A transaction conflicts if it reads a key that has been written between the transaction’s read version and commit version. Because Process 1 has committed before Process 2 is commited, Process 2’s read on {@reserve, candidate} key conflicts with Process 1’s write on the same key. The commit by Process 2 would get cancelled and it should retry the whole process again. This is indicated by the last entry {OP: 'CommitError'... in the trace log. Once a transaction gets the read version, it can’t observe any other concurrent writes by other processes.

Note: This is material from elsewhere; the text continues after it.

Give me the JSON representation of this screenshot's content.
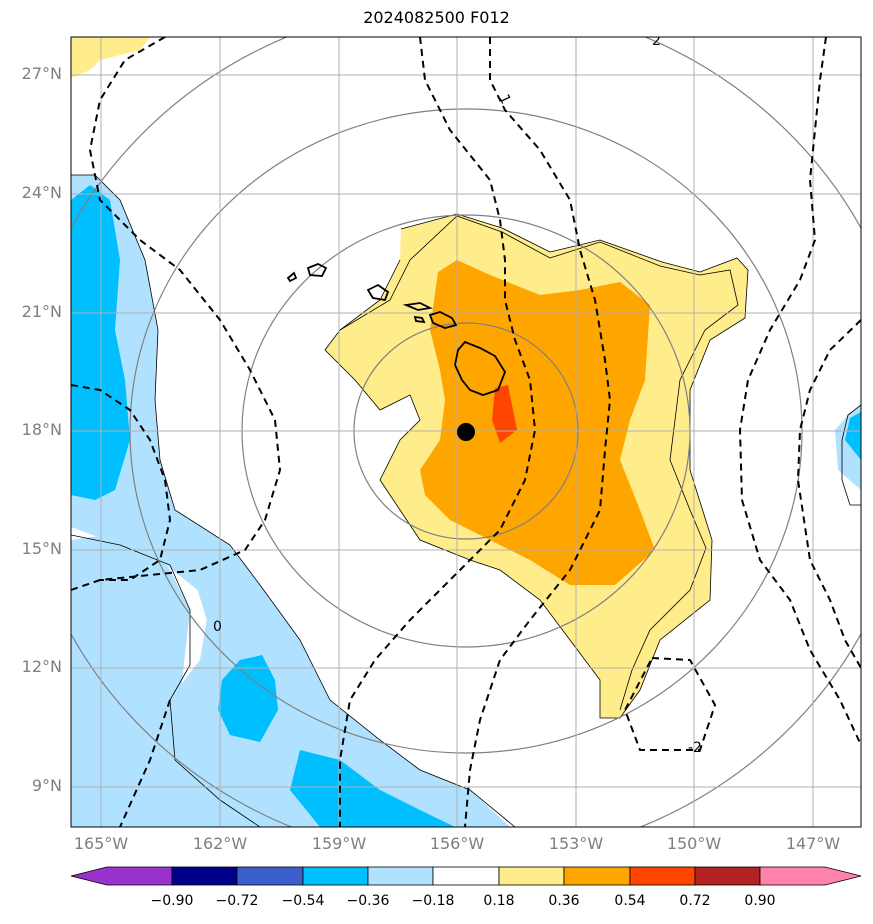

If Process 2 has started after Process 1 had committed, then the read on {@reserve, candidate} would return non nil even if Process 3 has cleared the key range concurrently.

This effectively means concurrent clear won’t cause problem.

  1. The transactions that have started before the commit of Process 3 would try to allocate within the last window. They will not observe the clear range operation.

  2. The transactions that have started after the commit of Process 3 would try to allocate within the new window

Multiple processes trying to advance the window concurrently is not a problem from correctness perspective. They would still conflict with each other if they try to allocate the same candidate. Because of the serlizable isolation, we can assume there would be a total order across all commits, ie commit won’t happen concurrently.

Performance

From the graphs it’s clear that the high contention allocator algorithm scales linearly without any problem.